A tricky gray area, she said.
“We all go through copyright and licensing deals," the commissioner said. “If we want to use one of our university’s logos for today’s media luncheon, that is not being sold. We’re not trying to sell T-shirts. But if we were trying to commercialize that, then we have to pay a licensing fee. An individual student-athlete would have to cross all those bridges.”
Flip side: This points out, the school is making money. No need to pretend a pure amateur model is in play.
“It’s complicated," McGlade said. “It’s not as easy as saying there’s this open, free market. The NCAA, to their credit, are approving a lot of the waivers that are being submitted. For instance, the Notre Dame basketball player. She didn’t go on Dancing With the Stars wearing her Notre Dame jersey.”
Could every booster get in the endorsement business? Instead of the old cliché about the $100 handshake, now there’s a $1,000 autograph? Tuesday’s announcement clearly stands against that.
“You know, there’s a counter to that, too," McGlade said. “Again, boosters that are very successful. … You certainly have individuals who are uber, uber-wealthy. But every car dealer in the local town, at the end of the day, how long are they going to stay in business if they have 20 football players coming out there trying to sell cars for them, and they’re not selling cars? To think there’s going to be this significant transfer of money to the student-athletes for not doing anything — the reality of that — I think it’s a little more fabricated than real.”
Another counter: So what? If a booster decides an autograph is worth a big number, then that is the market.
“I think if there is more permissiveness legislation in place, there would be an obligation," McGlade said. “Let’s face it, a scholarship, there are certain obligations. They have to go to class, they have to go to practice, they have to go to study hall.”
“They’re working," McGlade said, not running away from that thought. “So there has to be an accountability on that. … We all have to account for our finances. We all have to pay taxes every year. It can’t just be an unchecked opportunity.”
Getting all these issues into changed legislation . . . It will be interesting.

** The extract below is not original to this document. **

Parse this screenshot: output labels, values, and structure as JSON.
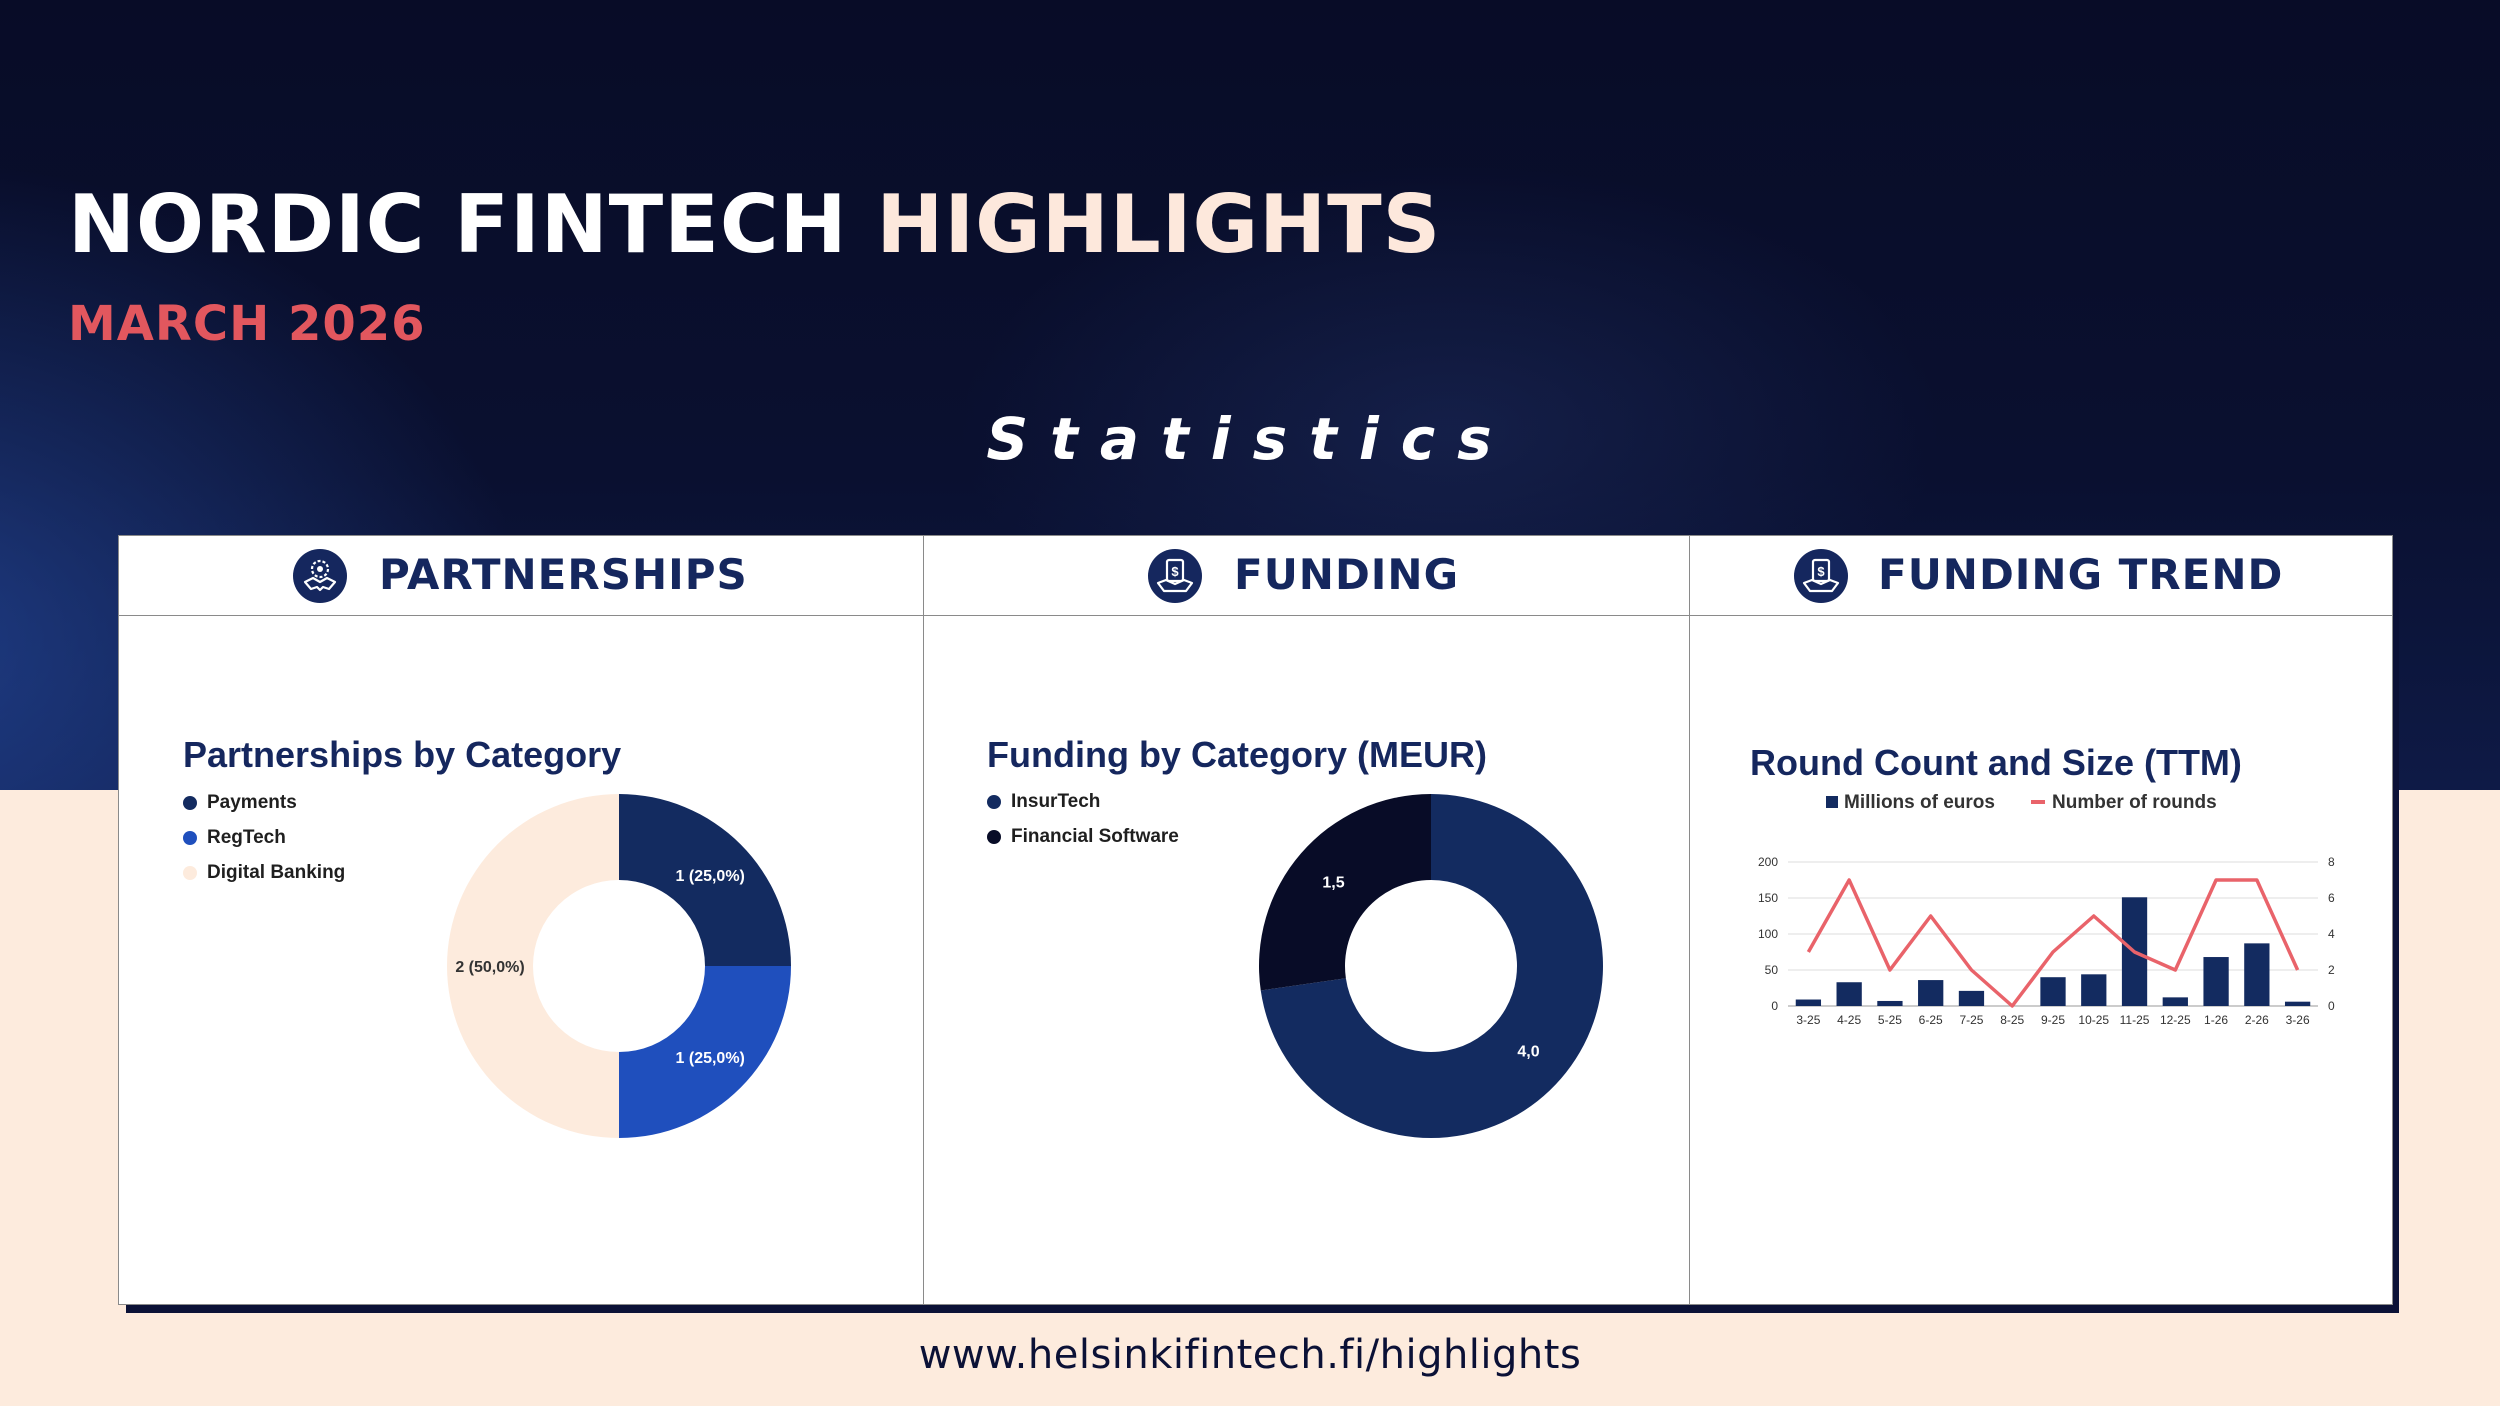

“We just bumped into six or seven real issues that they’re trying to navigate," McGlade said in about a 10-minute conversation. “I do think there’s a massive amount of misinformation out there. … And the number of copycat proposals. These are state legislatures that aren’t [all] even in session. Half of what we’re reading about, they’re not even in session.”
But that also tells you which way the wind has already blown. These issues existed decades ago.
Maybe 10 years from now, McGlade added, we’ll look back and say any change isn’t really overly permissive.
“It might be just the way it is," said McGlade, noting how requiring scholarships to now include the full cost of attendance is the norm. “Ten years ago, that would have been utterly permissive. Now, we don’t even think about it. Everybody gets full cost of attendance … Most people think we’ve had it all the time.”